Consider some of his most notable accomplishments this month:
• He’s the eighth player -- and the first since Madison Bumgarner in 2014 -- to be named MVP of both the World Series and League Championship Series in the same season. He batted .328 in the Dodgers' 18 postseason games.
• He’s just the sixth shortstop to be World Series MVP, joining a list that includes Edgar Renteria of the Giants (2010), David Eckstein of the Cardinals (2006), Derek Jeter of the Yankees (2000), Alan Trammell of the Tigers (1984) and Bucky Dent of the Yankees (1978).
• His three World Series home runs tie Carlos Correa and Jeter for the most by a shortstop in Major League history. His eight home runs this postseason match Nelson Cruz (2011), Carlos Beltrán (2004) and Barry Bonds (2002) for second-most in a single postseason, trailing only Tampa Bay's Randy Arozarena (10 this year).
• His RBI in Game 6 was his 20th of the 2020 postseason.
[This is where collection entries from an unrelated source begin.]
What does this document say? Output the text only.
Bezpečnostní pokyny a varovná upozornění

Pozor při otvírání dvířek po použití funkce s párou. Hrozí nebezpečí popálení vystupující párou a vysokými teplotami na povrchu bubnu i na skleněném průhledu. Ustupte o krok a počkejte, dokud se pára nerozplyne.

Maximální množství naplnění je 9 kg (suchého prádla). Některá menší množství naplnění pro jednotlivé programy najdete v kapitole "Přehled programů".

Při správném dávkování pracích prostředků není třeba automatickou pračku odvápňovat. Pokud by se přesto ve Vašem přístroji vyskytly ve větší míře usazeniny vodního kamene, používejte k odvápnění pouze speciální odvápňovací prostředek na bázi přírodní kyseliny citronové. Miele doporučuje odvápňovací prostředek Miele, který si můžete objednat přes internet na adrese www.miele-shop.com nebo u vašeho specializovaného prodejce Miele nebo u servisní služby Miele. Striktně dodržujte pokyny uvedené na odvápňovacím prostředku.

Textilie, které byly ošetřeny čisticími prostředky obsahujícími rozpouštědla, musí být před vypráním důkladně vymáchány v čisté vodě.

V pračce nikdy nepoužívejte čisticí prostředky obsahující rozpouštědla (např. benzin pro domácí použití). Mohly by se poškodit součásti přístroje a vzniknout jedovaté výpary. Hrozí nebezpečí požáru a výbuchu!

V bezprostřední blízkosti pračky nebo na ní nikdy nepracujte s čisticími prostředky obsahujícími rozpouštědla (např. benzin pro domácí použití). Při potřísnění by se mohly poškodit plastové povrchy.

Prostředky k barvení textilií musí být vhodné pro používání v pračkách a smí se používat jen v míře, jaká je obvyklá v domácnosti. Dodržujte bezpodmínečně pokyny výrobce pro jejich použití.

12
Only David Freese, who had 21 in 2011 for the Cardinals, had more in a single postseason.
Seager was in the middle of almost everything the Dodgers did. He set a tone in the fifth inning of Game 1 by hustling to third base on a Max Muncy infield grounder and scoring on Will Smith’s single as the Dodgers scored four runs to break open a close contest on their way to an 8-3 victory.
He was hit by a pitch in the third inning of Game 3 and scored on a Muncy homer in a 6-2 victory. Then, after the Dodgers had suffered a late defeat in Game 4, it was a Mookie Betts double and Seager RBI single that got the Dodgers going quickly in the top of the first inning of a 4-2 victory in Game 5.
“It’s absolutely phenomenal,” Seager said. “This team was incredible all throughout the year, all throughout the postseason, all throughout the quarantine. We never stopped. We were ready to go as soon as the bell [sounded]. And once it did, we kept rolling.
“We had an unbelievable postseason on both sides of the field. We ran bases, we pitched, we played defense. We scored runs when we needed to. You can't say enough about what we did this year.”
The Dodgers hadn’t won a World Series since 1988, and while there was plenty of frustration over the long wait, Seager had some personal trials of his own.
He played in just 26 games in 2018, undergoing Tommy John surgery on his right elbow and a hip procedure. He was forced to watch as the Dodgers lost the World Series to the Red Sox that season.
He was also part of the Dodgers team that lost Game 7 to the Astros in 2017. But this season the Dodgers were baseball’s best team from the start, rolling up the best record (43-17) and largest run differential (2.27 runs per game). The Dodgers swept the Brewers and Padres in the first two rounds of the postseason before finding themselves trailing the Braves 3-1 in the NLCS. They won three straight to play in their third World Series in four seasons.
“To be able to win and to be able to do it with a team like this, it means everything,” Seager said. “Obviously going through the injuries and everything like that and missing out on a World Series chance, it hurt. But to be able to come back and get back in the same place with this core and to know what it feels like to lose, it's special.”
In the final innings of Game 6, Seager said it was impossible not to think about all that was on the line for him and his teammates and for Dodgers fans around the world.
“You really can’t,” he said. “The nerves definitely start creeping in towards the end of the game. But you’ve got to shut them out. You got to finish the job. We know more than anybody that the game is not over until you make 27 outs. So to be able to finally accomplish that and get the last out, it’s surreal, and it's unbelievable.”